Energy & Exploration Partners of Fort Worth is seeking Chapter 11 bankruptcy protection after suppliers and service companies sought payment for tens of millions of dollars in unpaid bills.
Energy & Exploration Partners and Energy & Exploration Partners Operating filed for bankruptcy late Monday in Fort Worth. It made the filings after Schlumberger Technology, Baker & Hughes and Catcus Pipe & Supply initiated an involuntary bankruptcy against the firm on Nov. 25.
Energy & Exploration joins several other companies reorganizing in bankruptcy court as oil prices continue to tumble below $40 a barrel following OPEC’s pledge to keep pumping at record levels, adding to the glut of oil on world markets.
In its filing, Energy & Exploration listed debts of $1 billion to $10 billion and assets of $500 million to $1 billion, while the operating company listed assets of up to $1 million and liabilities between $500 million and $1 billion, court records show.
“We have taken this difficult, but necessary step in order to provide adequate time to complete ongoing discussions and processes with our lenders to restructure our balance sheet and create a strong financial foundation for the future,” said Hunt Pettit, Energy & Exploration Partners’ chief executive officer.
Among the biggest creditors listed by Energy & Exploration Partners were U.S. National Bank Association at $388.8 million and Chesapeake Exploration at $23.3 million.
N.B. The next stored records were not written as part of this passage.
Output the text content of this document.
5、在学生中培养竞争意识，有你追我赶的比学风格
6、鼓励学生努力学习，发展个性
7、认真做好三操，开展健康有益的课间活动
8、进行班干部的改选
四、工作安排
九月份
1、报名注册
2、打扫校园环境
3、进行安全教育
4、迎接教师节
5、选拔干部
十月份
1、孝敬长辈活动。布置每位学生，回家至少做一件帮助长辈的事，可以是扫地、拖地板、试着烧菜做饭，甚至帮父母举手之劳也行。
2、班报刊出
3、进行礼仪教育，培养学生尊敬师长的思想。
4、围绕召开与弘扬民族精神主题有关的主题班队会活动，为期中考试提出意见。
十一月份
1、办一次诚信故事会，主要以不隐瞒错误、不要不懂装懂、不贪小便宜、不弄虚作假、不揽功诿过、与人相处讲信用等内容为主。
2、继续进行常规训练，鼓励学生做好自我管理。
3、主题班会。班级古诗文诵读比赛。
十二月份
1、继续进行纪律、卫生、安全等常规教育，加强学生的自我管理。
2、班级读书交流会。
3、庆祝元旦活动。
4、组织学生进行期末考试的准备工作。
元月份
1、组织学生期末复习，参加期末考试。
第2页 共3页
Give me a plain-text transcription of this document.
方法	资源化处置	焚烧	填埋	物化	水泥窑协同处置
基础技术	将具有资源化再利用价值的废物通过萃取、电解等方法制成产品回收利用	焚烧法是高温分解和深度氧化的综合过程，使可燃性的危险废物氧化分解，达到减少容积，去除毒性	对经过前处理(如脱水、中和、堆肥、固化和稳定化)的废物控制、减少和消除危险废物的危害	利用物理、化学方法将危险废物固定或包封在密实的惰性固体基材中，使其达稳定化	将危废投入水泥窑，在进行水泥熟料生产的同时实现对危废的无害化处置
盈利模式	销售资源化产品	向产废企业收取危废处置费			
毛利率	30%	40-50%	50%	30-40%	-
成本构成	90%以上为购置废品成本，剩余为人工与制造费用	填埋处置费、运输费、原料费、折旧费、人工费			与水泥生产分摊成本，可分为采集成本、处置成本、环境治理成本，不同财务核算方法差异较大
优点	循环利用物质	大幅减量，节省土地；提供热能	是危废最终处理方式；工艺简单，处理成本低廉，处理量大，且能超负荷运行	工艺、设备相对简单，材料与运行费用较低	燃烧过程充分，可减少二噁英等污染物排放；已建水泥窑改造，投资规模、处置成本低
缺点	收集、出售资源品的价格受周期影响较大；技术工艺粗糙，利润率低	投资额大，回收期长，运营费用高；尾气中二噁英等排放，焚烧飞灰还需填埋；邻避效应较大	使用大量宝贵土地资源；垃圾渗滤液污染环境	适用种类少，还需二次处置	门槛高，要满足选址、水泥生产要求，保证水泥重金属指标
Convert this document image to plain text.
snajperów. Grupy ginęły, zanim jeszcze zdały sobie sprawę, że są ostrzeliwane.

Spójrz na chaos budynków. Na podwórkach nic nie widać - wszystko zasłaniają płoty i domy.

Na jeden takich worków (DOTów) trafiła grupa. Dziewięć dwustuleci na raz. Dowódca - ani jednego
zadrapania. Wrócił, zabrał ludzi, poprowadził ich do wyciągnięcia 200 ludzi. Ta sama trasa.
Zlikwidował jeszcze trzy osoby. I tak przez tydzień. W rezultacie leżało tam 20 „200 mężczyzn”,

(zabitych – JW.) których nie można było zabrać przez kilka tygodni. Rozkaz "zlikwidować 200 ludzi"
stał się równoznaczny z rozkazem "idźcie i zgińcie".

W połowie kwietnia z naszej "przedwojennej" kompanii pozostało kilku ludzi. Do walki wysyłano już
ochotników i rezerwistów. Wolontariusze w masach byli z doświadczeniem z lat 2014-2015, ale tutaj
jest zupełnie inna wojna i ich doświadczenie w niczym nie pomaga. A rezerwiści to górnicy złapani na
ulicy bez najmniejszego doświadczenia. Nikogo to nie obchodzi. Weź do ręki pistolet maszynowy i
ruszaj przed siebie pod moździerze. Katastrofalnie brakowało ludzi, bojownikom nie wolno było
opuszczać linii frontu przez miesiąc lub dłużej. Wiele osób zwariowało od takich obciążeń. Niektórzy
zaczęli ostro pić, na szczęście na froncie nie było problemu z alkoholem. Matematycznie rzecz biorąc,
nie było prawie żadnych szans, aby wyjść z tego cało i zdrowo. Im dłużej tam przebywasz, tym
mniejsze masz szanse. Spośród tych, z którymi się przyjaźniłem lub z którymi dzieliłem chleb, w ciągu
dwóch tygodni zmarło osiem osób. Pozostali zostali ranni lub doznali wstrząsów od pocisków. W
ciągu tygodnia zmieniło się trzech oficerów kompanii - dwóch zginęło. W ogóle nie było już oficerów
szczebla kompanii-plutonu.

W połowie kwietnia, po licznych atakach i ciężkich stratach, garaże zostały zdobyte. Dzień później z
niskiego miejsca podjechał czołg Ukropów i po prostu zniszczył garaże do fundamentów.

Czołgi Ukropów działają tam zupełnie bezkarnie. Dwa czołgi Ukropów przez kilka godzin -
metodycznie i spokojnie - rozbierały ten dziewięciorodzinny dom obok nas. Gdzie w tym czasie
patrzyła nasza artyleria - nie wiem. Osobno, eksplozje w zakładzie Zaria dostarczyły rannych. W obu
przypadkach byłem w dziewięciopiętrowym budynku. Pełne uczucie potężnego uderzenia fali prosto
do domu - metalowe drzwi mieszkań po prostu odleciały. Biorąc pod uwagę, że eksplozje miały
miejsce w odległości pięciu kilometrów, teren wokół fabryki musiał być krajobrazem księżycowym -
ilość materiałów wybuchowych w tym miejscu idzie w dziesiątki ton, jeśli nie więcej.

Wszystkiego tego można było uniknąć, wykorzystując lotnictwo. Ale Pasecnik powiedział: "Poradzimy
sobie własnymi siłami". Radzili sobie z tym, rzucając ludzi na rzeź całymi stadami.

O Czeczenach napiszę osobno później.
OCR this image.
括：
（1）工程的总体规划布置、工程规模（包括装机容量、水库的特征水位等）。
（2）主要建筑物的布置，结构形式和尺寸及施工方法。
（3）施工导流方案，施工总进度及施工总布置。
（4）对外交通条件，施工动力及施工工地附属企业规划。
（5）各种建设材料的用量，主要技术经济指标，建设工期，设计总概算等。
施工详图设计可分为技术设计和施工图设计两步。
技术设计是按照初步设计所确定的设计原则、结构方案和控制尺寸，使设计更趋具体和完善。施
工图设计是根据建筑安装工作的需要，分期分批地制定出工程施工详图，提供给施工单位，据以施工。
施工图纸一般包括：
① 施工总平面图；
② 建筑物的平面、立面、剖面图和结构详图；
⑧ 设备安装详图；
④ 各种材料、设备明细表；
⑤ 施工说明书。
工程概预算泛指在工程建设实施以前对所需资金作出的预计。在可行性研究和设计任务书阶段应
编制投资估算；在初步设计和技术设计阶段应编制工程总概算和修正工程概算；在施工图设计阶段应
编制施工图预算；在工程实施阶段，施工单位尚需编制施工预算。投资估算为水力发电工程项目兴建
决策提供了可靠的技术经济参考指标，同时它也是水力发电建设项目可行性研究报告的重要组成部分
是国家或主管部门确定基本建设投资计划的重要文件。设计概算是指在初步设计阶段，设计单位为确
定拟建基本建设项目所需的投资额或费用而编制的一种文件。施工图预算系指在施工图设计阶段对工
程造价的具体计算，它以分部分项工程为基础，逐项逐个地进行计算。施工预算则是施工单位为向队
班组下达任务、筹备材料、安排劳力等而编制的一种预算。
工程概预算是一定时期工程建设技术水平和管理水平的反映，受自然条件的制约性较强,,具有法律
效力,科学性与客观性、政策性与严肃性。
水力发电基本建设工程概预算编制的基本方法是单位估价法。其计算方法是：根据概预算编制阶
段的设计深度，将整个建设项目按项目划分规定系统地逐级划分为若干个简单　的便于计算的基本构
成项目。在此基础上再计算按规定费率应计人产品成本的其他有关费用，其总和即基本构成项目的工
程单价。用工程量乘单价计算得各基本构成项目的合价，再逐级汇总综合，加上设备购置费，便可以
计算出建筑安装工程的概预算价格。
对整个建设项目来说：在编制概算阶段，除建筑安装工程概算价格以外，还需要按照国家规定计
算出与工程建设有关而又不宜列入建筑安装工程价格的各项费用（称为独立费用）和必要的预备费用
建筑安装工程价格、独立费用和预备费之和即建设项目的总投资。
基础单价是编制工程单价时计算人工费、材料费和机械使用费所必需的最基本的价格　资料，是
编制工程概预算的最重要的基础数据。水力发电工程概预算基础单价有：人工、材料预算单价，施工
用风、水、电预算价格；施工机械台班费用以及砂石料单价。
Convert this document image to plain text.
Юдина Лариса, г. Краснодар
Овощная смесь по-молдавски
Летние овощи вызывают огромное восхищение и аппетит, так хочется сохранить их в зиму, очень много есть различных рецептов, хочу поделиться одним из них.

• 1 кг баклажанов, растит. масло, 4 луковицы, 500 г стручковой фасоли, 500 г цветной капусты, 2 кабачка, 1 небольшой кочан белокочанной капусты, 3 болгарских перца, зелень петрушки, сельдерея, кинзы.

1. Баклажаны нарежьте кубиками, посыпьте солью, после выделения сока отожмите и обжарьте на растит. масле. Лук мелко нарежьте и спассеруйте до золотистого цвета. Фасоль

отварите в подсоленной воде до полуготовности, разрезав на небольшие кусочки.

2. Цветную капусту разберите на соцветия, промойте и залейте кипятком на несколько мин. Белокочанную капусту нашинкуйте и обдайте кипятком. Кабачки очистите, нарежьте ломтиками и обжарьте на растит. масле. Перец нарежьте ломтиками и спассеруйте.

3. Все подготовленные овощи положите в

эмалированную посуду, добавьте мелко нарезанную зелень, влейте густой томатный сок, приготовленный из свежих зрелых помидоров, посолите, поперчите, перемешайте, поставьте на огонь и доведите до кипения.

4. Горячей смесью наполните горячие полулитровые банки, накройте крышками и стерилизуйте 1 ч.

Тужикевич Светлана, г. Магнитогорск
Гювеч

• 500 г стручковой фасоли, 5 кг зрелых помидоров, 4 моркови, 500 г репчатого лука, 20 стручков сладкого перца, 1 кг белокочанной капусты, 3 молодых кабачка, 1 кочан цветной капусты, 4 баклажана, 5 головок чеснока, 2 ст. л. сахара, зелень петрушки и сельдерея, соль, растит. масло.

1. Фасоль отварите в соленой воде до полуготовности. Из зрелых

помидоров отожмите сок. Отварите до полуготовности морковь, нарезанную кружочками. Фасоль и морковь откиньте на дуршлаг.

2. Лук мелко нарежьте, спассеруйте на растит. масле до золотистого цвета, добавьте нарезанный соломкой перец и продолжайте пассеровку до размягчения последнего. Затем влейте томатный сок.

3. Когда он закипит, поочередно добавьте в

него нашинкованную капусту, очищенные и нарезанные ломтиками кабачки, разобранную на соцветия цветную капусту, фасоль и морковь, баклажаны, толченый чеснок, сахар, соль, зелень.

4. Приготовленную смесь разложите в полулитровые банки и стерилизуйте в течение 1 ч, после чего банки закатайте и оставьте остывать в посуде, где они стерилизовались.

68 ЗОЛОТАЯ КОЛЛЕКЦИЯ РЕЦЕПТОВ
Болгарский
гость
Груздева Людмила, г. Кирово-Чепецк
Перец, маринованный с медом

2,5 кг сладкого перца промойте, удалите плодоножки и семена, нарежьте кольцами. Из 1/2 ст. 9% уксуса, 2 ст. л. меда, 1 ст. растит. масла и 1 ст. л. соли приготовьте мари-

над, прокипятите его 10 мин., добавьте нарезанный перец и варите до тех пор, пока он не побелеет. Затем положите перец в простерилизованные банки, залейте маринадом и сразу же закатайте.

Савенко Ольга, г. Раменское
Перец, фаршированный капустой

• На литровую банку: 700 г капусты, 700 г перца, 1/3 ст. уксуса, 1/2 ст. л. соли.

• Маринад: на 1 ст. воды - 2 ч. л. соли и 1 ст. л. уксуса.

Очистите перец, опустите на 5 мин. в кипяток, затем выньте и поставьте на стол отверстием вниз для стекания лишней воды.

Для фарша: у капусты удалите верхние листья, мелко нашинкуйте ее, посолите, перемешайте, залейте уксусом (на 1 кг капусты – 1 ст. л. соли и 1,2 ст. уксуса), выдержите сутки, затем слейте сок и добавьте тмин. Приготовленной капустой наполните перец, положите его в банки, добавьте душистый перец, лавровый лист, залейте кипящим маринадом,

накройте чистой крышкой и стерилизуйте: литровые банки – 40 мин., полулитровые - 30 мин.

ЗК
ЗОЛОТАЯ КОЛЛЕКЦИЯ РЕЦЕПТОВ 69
The operating company reported owing Nabors Drilling in Houston $2.8 million; Cactus Pipe & Supply $2.2 million, Schlumberger $1.9 million and Baker Hughes $1.1 million.
Founded in 2008, Energy & Exploration owns about 61,000 net acres in Texas and Wyoming, with the Texas holdings located mostly in East Texas in the Woodbine and Eagle Ford shales, according to court records.
Interim Chief Financial Officer John Castellano said in court documents that while the company has many valuable assets, its operations have been “significantly impacted by the dramatic decline in global oil prices, the continued low price of natural gas and general uncertainty and dislocation in energy markets.”
Castellano, a managing director for AlixPartners, a restructuring firm hired by Energy & Exploration in October, also said the “unprecedented amount of rainfall in Texas” caused the company to “shut-in” wells, having a “severe and negative impact” on operations.
Other energy companies are in a similar financial pinch.
Fort Worth-based Quicksilver Resources, which filed Chapter 11 bankruptcy in March, will go on the auction block next month. Quicksilver, a big player in the Barnett Shale and other natural gas fields before prices slumped, reported $1.21 billion in assets and $2.35 billion in debts.